Lorelei lifted the umbrella, and it felt warm in her hands. That warmth spread up her arm, across her face, and down into her chest. It was like the coffee in her stomach, but it wasn’t black.

The rain had stopped, but Lorelei opened the umbrella anyway. The sun broke through the clouds then, the yellow orb filling the now blue skies. Lorelei looked down at her dress, watching as the black melted away, replaced by white, with yellow and brown sunflowers printed on the fabric. The black on her shoes faded to reveal mud-soaked, but otherwise white high-tops. She saw the bridge’s purple splendor, and the azure water in the river below rushed past as she watched, astounded. A trio of brown otters swam by, playing what looked to be a game of tag. A magnificent white duck with her orange bill and orange webbed feet waddled down the down the bank in the green grass, yellow ducklings following behind her, single file. Somewhere nearby, a baby laughed, and it was the sound of pure happiness, perhaps the greatest sound she had ever heard. The world had color again, and Lorelei was warm for the first time in six months. She allowed herself to smile, and her face regained its rosy-beige complexion.
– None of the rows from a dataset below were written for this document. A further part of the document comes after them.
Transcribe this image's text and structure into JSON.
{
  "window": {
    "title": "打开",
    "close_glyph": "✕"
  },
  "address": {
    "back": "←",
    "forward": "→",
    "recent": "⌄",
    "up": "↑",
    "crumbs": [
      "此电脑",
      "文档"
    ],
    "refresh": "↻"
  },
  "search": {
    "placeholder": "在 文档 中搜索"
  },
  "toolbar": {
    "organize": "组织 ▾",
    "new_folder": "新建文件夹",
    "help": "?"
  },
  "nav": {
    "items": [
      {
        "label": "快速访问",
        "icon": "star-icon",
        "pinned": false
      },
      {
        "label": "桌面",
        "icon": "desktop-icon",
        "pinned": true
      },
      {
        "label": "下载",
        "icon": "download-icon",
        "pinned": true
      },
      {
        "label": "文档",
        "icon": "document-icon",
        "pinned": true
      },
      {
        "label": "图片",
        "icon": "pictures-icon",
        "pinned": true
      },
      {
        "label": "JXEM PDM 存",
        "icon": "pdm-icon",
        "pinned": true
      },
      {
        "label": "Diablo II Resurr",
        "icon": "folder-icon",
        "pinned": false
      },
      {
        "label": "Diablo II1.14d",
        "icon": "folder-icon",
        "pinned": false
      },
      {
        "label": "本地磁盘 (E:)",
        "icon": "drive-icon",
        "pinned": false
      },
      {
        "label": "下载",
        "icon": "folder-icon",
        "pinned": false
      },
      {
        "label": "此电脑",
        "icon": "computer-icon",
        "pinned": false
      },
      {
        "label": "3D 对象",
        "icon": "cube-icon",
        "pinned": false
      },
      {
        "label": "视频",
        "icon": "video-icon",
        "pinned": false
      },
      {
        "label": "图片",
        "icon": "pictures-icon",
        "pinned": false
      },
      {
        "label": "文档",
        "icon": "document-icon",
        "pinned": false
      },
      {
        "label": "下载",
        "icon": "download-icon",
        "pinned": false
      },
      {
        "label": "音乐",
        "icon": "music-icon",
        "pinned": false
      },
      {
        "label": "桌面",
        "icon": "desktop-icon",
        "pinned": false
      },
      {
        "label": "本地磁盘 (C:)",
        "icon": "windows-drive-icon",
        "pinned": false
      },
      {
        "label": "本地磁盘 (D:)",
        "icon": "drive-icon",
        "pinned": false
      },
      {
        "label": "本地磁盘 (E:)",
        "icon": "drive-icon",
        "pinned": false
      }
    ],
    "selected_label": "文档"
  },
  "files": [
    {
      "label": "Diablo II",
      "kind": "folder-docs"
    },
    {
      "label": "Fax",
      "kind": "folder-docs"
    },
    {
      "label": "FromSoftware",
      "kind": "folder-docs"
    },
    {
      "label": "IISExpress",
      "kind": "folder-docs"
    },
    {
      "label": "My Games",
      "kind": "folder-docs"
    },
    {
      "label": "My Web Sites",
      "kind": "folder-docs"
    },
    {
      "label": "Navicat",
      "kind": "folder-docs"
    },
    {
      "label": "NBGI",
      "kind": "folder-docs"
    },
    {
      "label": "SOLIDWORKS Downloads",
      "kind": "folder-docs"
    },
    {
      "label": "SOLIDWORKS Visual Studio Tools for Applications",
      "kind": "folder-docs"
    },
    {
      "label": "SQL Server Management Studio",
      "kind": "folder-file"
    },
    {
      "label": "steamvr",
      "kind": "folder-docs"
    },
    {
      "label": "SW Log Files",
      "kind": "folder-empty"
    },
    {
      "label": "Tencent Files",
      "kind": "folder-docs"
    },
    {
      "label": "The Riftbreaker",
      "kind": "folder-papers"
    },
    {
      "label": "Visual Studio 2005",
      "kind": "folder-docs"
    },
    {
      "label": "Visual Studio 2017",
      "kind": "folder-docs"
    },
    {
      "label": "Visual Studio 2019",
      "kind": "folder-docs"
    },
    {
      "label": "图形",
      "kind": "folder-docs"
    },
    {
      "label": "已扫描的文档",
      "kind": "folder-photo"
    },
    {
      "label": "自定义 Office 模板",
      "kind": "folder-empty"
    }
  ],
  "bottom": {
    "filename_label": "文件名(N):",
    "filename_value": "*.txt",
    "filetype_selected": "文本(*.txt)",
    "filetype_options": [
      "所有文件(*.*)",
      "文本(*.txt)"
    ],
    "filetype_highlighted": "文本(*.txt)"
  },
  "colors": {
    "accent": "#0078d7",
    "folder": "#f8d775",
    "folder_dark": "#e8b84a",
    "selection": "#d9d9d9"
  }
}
Lorelei reached into her pocket to find a tissue. Her hand rested on her keys, which she realized she would need after all. With the umbrella open above her head, red and vibrant in the midday sun, Lorelei took her first steps out of her gray and black world into a world of color and hope. She could smile again. She could be happy again, and not feel ashamed. She wouldn’t look at her mother’s face today, but she knew her mother was looking down upon her. There would be many more rainy days, but Lorelei, the girl with the red umbrella, knew there would be more sunny days too.